Getty Images
AI Models Accurately Predict Clinical Risks in Multiple Hospitals Using Live Data
Researchers have shown that clinical risk prediction models for multiple conditions implemented in different hospitals achieve high performance when integrated into live clinical workflows.
A new study published in the Journal of Medical Internet Research earlier this month showed that clinical risk prediction models for sepsis, delirium, and acute kidney injury (AKI) achieve high performance when implemented into live clinical workflows at multiple hospitals.
According to the study, machine learning (ML) models are used for many types of clinical risk prediction, but most are developed using retrospective data. Few models use data from live clinical workflows or report model performance for different hospitals. The researchers in this study aimed to evaluate the performance of prediction models for sepsis, delirium, and AKI using retrospective data compared to those using live clinical workflow data from three different hospitals.
The researchers noted that prediction models using data from live clinical workflows are crucial due to lack of interoperability in legacy systems used to store retrospective data and differences in the prevalence of various clinical risk events. These can negatively affect the accuracy of a model’s predictions, which can then impact quality of care and outcomes for these risk events.
The researchers began by training prediction models for the three use cases using retrospective data from each hospital. They trained each retrospective model using a calibration tool common for all hospitals and use cases. Then, they built and trained new models for use in live clinical workflows and calibrated those models with each hospital’s specific data. These new models were then deployed in the hospitals and used in regular clinical practice. Their performance was compared with the models using only retrospective data for each hospital, and the researchers also conducted a cross-hospital evaluation by generating predictions for one hospital using a model trained on another hospital’s data.

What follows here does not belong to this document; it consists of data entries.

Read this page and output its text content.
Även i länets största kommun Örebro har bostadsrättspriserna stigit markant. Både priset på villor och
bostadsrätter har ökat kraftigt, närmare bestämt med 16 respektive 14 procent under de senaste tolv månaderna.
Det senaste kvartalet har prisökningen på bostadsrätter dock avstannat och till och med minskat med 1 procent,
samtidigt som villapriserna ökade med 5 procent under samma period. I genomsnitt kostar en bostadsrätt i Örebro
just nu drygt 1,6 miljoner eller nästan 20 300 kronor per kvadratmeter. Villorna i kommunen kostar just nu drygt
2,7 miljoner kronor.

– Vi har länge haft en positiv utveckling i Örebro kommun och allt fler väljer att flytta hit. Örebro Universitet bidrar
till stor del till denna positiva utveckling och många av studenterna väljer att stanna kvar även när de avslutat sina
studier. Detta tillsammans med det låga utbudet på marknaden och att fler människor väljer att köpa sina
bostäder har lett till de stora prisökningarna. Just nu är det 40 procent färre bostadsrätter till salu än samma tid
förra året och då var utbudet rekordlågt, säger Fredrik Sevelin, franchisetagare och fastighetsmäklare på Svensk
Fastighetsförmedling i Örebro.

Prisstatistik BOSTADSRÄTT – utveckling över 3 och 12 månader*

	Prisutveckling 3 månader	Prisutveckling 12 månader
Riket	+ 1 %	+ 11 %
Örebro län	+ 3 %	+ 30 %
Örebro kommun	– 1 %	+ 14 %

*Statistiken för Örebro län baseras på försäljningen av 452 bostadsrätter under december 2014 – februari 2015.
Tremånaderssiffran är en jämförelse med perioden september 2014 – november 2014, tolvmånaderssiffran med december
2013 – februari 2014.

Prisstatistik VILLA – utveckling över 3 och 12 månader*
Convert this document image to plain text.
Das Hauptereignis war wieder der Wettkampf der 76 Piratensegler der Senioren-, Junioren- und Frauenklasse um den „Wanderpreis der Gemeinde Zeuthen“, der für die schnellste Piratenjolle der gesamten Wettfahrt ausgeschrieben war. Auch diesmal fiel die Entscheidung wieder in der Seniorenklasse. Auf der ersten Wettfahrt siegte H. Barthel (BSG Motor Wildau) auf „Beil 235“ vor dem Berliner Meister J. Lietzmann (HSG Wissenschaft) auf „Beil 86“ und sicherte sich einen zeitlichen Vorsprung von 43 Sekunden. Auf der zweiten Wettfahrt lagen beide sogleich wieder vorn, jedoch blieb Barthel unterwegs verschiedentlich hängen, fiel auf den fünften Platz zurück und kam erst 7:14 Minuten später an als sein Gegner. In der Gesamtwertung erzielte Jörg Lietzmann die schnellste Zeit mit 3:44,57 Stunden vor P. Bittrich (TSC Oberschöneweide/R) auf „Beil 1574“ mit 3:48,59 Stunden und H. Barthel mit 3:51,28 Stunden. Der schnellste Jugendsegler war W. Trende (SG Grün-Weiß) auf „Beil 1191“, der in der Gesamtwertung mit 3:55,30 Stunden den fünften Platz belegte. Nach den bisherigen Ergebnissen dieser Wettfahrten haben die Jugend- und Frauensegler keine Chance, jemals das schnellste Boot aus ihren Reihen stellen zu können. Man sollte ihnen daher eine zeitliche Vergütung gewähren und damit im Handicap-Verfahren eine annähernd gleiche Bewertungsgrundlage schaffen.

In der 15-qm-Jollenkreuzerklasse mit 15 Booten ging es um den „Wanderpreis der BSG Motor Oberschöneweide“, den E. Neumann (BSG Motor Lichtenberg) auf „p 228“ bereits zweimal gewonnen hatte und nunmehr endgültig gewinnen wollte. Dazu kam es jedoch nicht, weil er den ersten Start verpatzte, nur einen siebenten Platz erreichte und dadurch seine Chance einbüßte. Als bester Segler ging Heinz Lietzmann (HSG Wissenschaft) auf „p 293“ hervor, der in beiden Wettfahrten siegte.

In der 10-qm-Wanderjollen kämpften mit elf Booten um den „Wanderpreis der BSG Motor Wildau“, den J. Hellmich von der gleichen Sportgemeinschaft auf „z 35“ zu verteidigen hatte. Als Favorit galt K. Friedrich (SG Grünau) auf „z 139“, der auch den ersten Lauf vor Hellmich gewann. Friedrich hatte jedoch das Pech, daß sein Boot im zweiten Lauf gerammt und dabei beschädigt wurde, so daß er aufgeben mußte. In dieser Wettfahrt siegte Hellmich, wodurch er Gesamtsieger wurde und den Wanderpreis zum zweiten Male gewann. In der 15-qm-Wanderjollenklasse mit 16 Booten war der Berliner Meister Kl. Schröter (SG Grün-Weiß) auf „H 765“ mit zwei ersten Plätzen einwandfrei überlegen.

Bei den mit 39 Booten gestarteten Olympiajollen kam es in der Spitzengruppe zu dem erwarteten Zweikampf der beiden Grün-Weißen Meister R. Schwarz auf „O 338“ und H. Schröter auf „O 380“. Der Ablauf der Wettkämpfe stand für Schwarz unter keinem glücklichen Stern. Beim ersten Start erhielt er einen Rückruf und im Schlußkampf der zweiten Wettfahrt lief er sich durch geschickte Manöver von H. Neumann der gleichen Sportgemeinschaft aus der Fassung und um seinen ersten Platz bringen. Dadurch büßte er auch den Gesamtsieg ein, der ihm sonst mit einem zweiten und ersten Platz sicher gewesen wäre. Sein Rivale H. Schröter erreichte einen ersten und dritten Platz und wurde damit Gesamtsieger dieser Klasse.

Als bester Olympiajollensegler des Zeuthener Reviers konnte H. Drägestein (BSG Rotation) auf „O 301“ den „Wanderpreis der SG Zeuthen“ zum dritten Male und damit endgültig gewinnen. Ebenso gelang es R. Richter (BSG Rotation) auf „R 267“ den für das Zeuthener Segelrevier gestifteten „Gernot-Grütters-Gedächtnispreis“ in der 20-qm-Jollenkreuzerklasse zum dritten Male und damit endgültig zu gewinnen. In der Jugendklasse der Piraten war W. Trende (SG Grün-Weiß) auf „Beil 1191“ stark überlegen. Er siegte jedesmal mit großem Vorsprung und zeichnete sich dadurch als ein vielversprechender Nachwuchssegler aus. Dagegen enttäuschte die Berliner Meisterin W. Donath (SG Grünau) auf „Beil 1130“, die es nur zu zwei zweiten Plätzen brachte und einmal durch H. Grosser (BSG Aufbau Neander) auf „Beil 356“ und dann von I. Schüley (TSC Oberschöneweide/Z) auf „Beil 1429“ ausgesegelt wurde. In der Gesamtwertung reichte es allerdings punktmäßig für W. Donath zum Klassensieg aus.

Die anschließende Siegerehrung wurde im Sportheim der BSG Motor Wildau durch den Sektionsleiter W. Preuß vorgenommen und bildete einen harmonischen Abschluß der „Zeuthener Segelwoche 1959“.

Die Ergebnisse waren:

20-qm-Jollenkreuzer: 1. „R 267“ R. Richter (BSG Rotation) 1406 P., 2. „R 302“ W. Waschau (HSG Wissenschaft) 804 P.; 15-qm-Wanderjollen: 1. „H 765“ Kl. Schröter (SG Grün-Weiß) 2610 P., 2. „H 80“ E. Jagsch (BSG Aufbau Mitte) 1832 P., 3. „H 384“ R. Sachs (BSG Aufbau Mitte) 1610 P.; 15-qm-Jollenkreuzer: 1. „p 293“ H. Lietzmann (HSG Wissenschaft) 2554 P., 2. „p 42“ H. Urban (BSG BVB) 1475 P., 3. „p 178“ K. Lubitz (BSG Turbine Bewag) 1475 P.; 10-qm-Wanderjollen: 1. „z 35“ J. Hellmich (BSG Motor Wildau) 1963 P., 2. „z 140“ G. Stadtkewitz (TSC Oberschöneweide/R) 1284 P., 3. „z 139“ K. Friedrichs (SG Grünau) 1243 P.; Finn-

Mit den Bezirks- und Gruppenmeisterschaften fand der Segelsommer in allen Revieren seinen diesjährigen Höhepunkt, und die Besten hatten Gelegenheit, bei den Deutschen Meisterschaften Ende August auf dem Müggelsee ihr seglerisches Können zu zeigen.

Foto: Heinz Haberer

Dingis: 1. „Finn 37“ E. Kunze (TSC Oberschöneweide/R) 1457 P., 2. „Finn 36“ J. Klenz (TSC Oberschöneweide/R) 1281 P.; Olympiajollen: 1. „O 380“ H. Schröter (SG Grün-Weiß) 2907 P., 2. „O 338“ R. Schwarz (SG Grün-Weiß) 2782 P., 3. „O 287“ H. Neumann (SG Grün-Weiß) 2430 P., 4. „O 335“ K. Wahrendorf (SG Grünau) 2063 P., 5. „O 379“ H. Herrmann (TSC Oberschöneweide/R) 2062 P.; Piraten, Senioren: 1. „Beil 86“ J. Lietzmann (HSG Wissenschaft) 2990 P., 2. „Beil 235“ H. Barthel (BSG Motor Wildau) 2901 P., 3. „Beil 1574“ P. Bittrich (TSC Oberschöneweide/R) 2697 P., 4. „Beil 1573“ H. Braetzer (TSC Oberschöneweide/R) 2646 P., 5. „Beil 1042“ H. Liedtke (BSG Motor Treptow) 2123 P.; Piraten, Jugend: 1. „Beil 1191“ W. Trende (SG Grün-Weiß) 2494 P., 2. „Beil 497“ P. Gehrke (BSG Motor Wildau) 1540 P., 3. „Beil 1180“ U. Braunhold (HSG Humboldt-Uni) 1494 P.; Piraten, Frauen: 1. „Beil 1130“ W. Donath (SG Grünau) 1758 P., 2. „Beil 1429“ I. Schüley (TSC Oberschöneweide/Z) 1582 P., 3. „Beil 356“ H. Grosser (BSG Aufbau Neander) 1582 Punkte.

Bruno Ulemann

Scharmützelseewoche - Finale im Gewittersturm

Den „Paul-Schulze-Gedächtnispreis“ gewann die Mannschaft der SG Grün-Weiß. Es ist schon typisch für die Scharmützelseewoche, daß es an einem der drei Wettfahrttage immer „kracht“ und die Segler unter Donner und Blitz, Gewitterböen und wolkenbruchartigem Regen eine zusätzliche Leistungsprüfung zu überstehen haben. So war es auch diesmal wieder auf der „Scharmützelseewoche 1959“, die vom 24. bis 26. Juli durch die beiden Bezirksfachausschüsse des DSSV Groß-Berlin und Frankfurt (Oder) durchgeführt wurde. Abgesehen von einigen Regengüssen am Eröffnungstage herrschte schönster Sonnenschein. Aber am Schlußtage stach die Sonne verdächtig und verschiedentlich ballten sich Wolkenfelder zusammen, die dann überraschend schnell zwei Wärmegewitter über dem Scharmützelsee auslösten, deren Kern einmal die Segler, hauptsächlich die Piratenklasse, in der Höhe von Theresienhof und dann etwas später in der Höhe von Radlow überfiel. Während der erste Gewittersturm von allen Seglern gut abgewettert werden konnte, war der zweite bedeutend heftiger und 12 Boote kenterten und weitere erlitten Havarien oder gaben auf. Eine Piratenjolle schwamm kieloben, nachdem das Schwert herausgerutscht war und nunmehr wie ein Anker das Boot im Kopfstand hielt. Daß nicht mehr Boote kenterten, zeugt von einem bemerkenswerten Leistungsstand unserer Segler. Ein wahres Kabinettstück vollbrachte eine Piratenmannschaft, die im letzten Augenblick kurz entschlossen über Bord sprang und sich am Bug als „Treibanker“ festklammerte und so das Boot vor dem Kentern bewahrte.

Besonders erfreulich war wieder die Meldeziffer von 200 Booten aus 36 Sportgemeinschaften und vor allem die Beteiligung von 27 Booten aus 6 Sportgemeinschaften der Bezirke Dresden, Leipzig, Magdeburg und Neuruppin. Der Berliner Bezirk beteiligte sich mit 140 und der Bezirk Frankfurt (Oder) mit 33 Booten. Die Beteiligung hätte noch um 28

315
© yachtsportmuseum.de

Overall, the performance of the prediction models using data from live clinical workflows was similar to that of the models using retrospective data. However, the cross-hospital evaluation showed severely reduced prediction performance. This decline in performance highlighted limitations in developing generic prediction models for use in different hospitals, the researchers noted.
These findings indicate that model calibration using data from the deployment hospital is crucial for a prediction model’s success. The models utilized in the study were all developed using a generic process, but what guaranteed their high performance was the calibration step that utilized specific hospital data, the researchers noted.
When the prediction models were being used in the hospitals, clinicians were also able to provide feedback surrounding model usefulness and performance after they closed a given prediction alert. There were 134 feedback entries collected for AKI use cases at one of the hospitals, and 34.3 percent of these indicated that the user found the predictions useful. A total of 27.6 percent of predictions were considered to be false positives by clinicians, and in 38.1 percent of the cases, the end users were already aware of the AKI risk raised by the alert.
The researchers concluded that using a generic model development process and implementing calibration tools to generate hospital-specific models is a valid approach to prediction model design and guarantees model performance in different hospitals. However, research focused on evaluating the detailed clinical outcomes of prediction models in medical practice is needed.